In fact, I still often have thoughts that make me think "_That would make a good tweet_" - not just "_That was an interesting or insightful thought_", but "_The form or content of that thought would 'do well' on Twitter_". More proof, if proof were needed, that I should probably be (and have been) engaging with it less.
## So what?
As the saying goes - this isn't an airport, you don't have to announce your departure. Well, three reasons:
* This is a blog, and blogs require content :P
* Talking in public normalizes. If this encourages someone else to critically re-evaluate their relationship with social media, that is a good thing!
* As is my way, I wrote a [software tool](https://github.com/scubbo/writeOnlyTwitter) to help with a personal goal - a tool to post to Twitter from the command-line without actually going to the Twitter site itself. The hope is that this will let me scratch that "_I should tweet that_" urge from my personal account without either getting the urge to start scrolling the timeline, or getting the reinforcement feedback of notification of likes/RTs/replies. Eventually, I hope to use this tool to automatically tweet (from my [professional account](https://twitter.com/jacksquaredson/)) when a new blog post is published.

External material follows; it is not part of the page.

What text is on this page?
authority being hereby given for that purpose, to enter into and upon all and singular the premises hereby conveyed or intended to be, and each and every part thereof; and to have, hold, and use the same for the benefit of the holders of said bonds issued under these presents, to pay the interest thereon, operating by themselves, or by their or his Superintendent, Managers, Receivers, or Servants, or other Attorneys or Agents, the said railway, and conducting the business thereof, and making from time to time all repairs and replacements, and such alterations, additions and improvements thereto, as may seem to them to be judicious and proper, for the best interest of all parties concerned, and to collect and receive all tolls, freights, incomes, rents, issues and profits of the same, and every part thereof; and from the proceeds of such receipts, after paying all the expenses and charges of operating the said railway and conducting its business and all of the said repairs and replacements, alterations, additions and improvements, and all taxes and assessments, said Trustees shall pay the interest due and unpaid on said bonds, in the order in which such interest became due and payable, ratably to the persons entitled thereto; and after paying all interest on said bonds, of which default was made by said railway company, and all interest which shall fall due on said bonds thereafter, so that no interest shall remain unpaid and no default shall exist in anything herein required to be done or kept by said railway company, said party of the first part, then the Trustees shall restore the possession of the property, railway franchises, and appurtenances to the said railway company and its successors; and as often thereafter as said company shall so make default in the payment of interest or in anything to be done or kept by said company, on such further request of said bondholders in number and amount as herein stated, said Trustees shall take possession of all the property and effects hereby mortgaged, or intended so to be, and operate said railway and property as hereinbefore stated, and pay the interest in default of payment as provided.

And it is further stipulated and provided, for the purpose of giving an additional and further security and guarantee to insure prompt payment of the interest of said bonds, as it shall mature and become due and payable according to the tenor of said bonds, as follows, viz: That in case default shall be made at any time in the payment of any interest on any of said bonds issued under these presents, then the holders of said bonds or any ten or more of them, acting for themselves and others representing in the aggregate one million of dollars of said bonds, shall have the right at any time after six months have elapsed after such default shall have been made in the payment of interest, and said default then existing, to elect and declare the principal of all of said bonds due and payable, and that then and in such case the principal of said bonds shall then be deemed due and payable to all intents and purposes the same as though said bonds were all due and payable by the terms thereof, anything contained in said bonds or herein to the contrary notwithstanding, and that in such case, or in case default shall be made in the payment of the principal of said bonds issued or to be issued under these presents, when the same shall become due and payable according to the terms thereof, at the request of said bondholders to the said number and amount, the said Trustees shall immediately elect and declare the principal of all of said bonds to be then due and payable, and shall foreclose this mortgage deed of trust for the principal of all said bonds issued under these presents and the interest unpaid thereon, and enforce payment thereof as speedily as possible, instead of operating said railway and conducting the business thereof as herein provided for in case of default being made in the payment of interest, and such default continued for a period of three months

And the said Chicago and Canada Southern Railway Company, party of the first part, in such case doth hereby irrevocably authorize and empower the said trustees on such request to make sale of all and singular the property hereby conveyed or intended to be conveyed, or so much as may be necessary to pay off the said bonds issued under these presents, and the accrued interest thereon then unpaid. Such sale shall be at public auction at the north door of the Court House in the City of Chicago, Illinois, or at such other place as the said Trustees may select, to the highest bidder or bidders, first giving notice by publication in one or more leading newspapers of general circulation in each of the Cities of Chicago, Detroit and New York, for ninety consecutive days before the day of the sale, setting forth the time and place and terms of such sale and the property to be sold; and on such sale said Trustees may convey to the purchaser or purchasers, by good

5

(No, my personal account isn't linked from this post. That's deliberate. You can probably find it without too much effort - but I'm not planing to advertize it)
## What replaces it?
A point that came up in conversation with [George](https://www.georgelockett.com/shards) was the question of what to use to fill those liminal times, when you don't have the time to properly start reading a book or article. I don't have a good answer - Twitter, I must admit, is extremely well-suited to providing bite-sized reading (even while we acknowledge that that is not, itself, necesssarily a good thing). Two suggestions:
* Find a Twitter thread of Best Of Tumblr screenshots or similar (I recommend [this](https://twitter.com/exaltiora/status/1523422802711171072) or [this](https://twitter.com/woniiwasp/status/1522763544751747072)/[this](https://twitter.com/xoDrVenture/status/1188222250513850373)). Keep it live on your phone's browser, and read _that_ when you're tempted to read Twitter instead. You can't respond, and Tumblr tends to be less inflammatory than Twitter anyway ([citation needed])
* Use that time for mindfulness meditation! Easier said than done, but many worthwhile things are.